Ambientalistas defendem que Portugal deve insistir no fecho da central de Almaraz

Categoria Águas, Ambiente

Várias associações ambientalistas defenderam ontem, na Assembleia da República, a “necessidade urgente” de Portugal insistir no encerramento da central nuclear de Almaraz, em Espanha, afirmando que “já chegou ao fim do seu período útil de vida”.

De acordo com o Público, ao falar na Comissão de Ambiente, Ordenamento do Território, Descentralização, Poder Local e Habitação, numa sessão dedicada ao Rio Tejo, António Eloy, do Movimento Ibérico Antinuclear, frisou que a central “deve ser parada definitivamente”, porque “foi feita para durar 30 anos e já está no período de prolongamento da sua vida útil”. Lembrando que, recentemente, foram detetados problemas numa válvula daquela barragem, o ambientalista afirmou que “todas as forças políticas espanholas são favoráveis [ao fecho], com excepção da que está no poder”.

Já Luís Manuel Alegre, da Quercus, centrou a sua intervenção na poluição no rio Tejo, afirmando que tem “origem principalmente na agricultura, na agroindústria e na falta de caudais”, que se devem ao aumento da “utilização da água em Portugal e em Espanha”. Lembrando que nesta terça-feira se assinala o Dia Mundial da Água, o ambientalista também frisou a necessidade de se rever a Convenção de Albufeira e uma melhor fiscalização dos recursos hídricos, “que tem um défice tremendo”. “Assenta numa rede de vigilantes da natureza que é muito pequena.

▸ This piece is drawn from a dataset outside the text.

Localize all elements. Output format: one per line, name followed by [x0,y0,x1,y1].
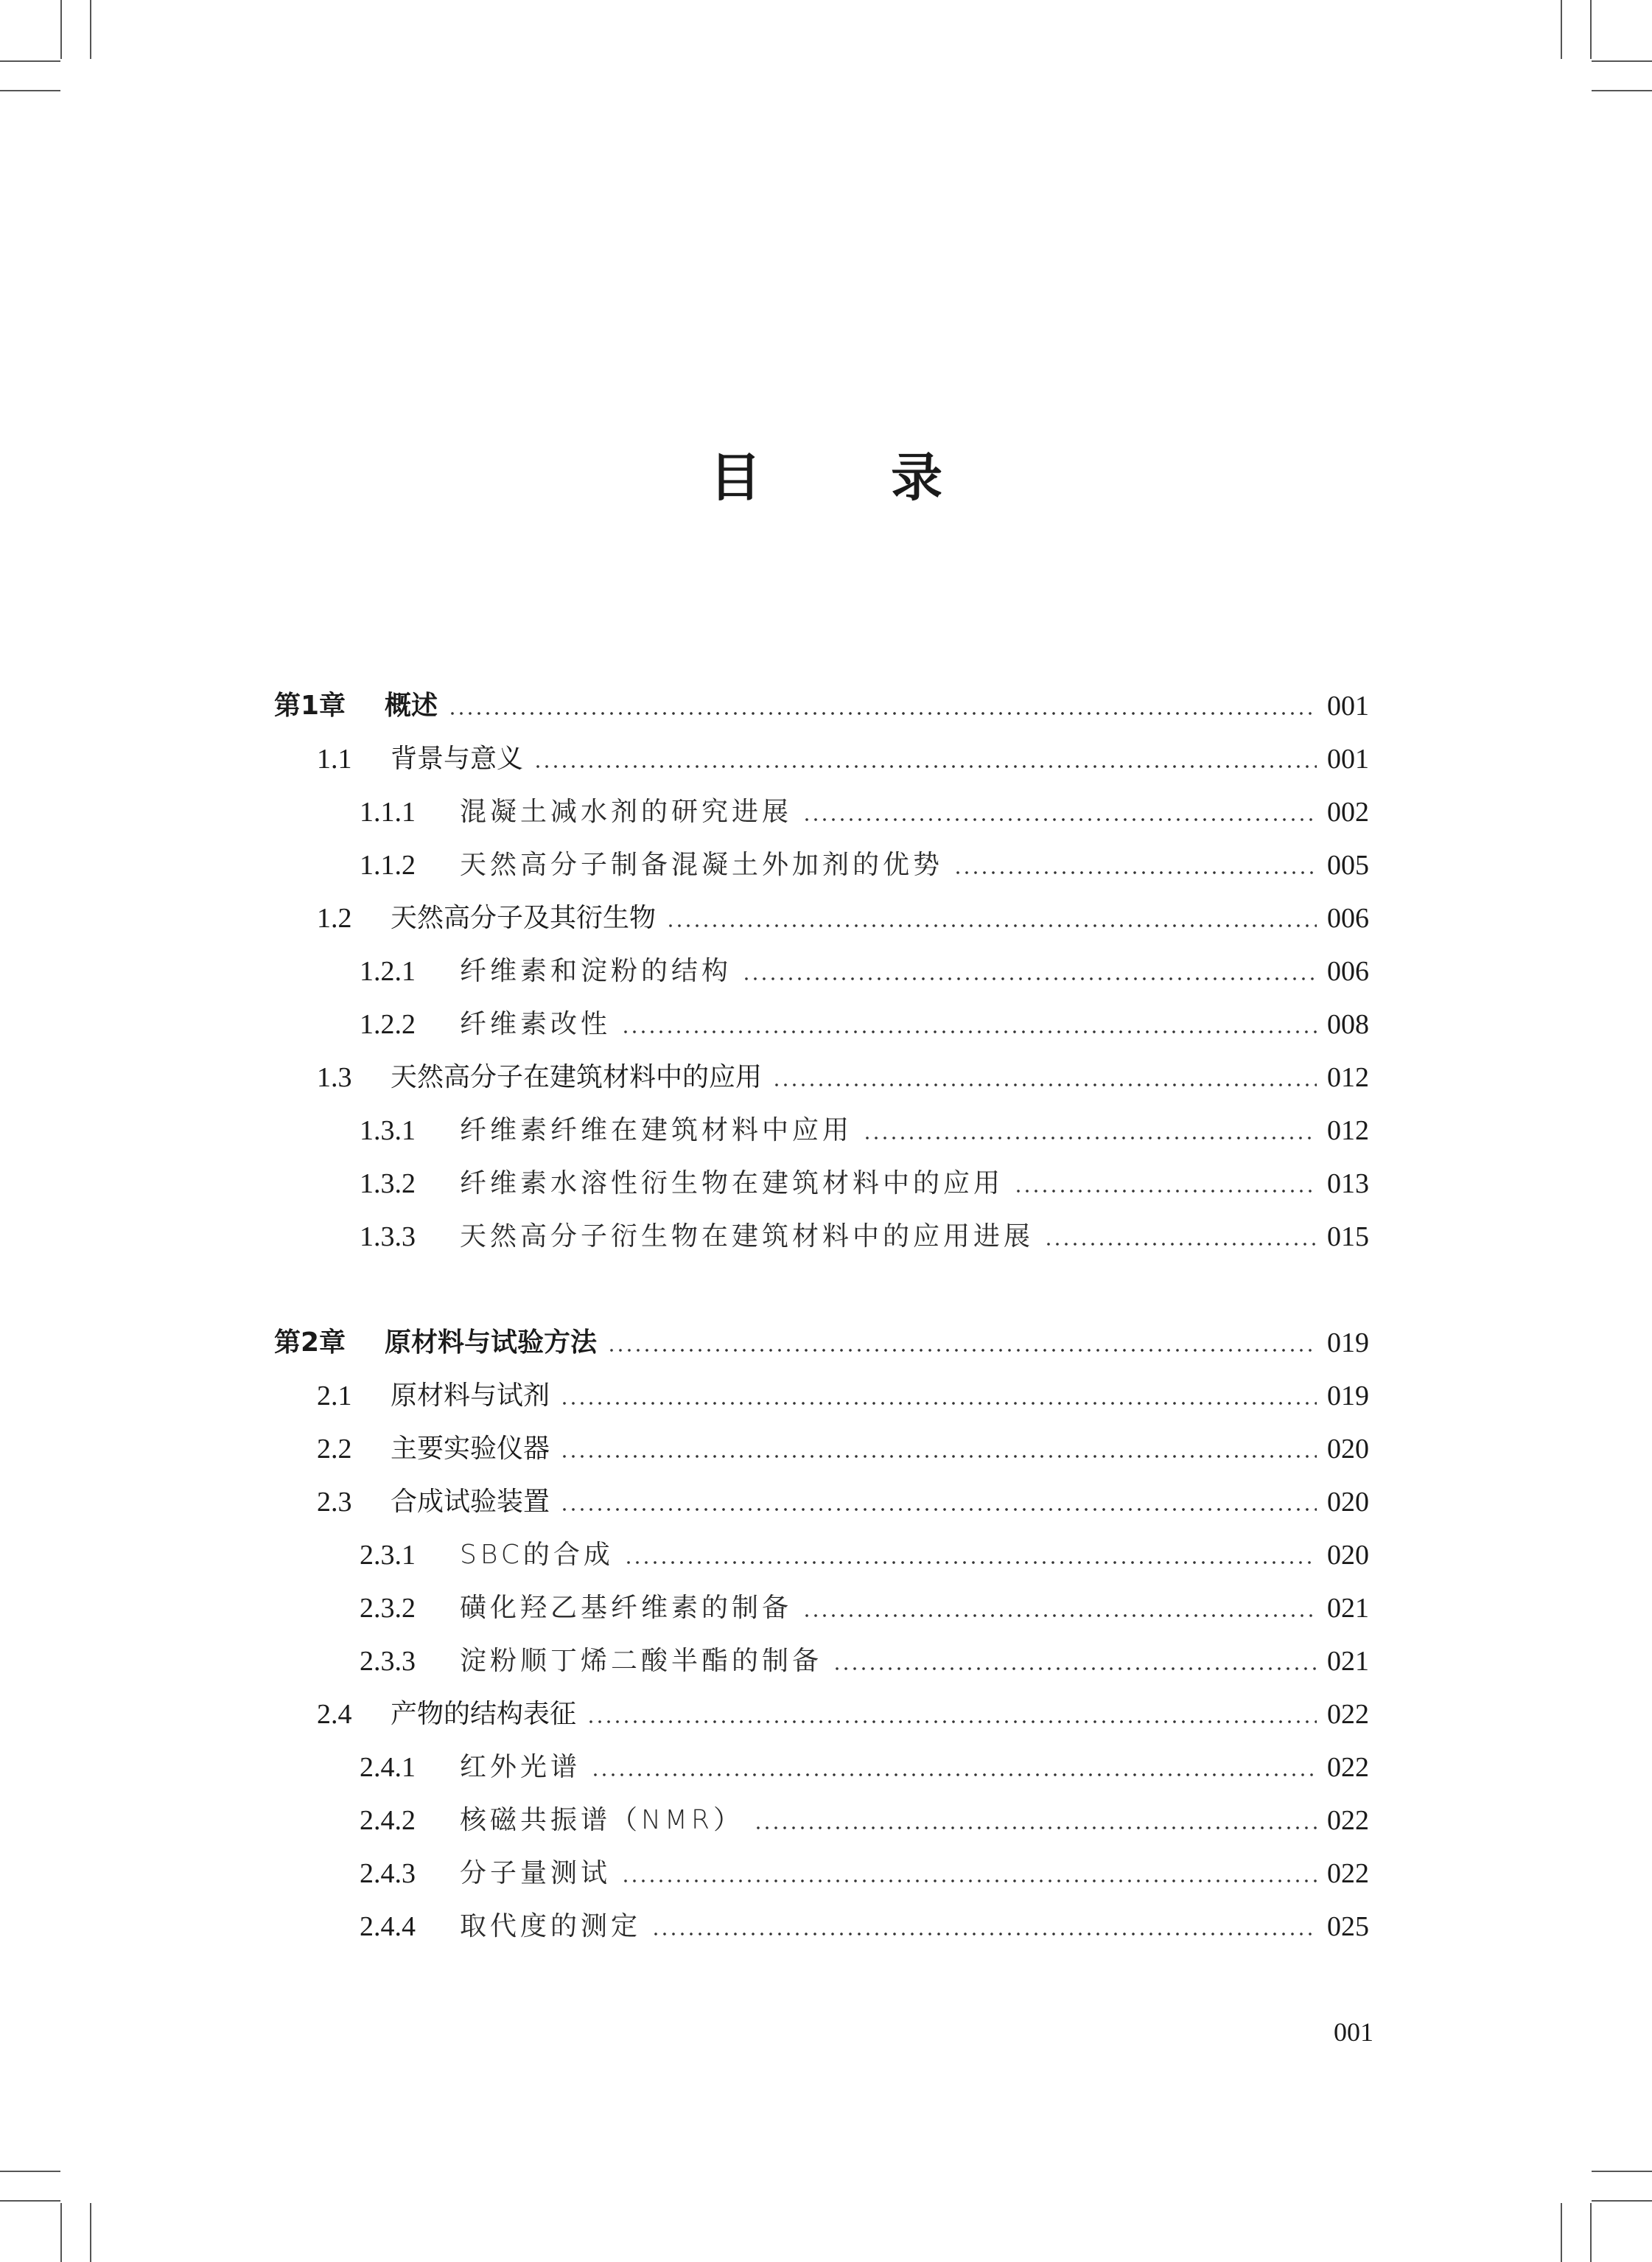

Há muito pouca gente na fiscalização e essa fiscalização é fundamental para que as empresas não lancem poluentes nos afluentes”, afirmou.

Carlos Salgado, da Associação Tagus Vivan, considerou urgente garantir a segurança da central de Almaraz, para se evitar uma “eventual poluição nuclear das águas do Tejo e atmosférica”.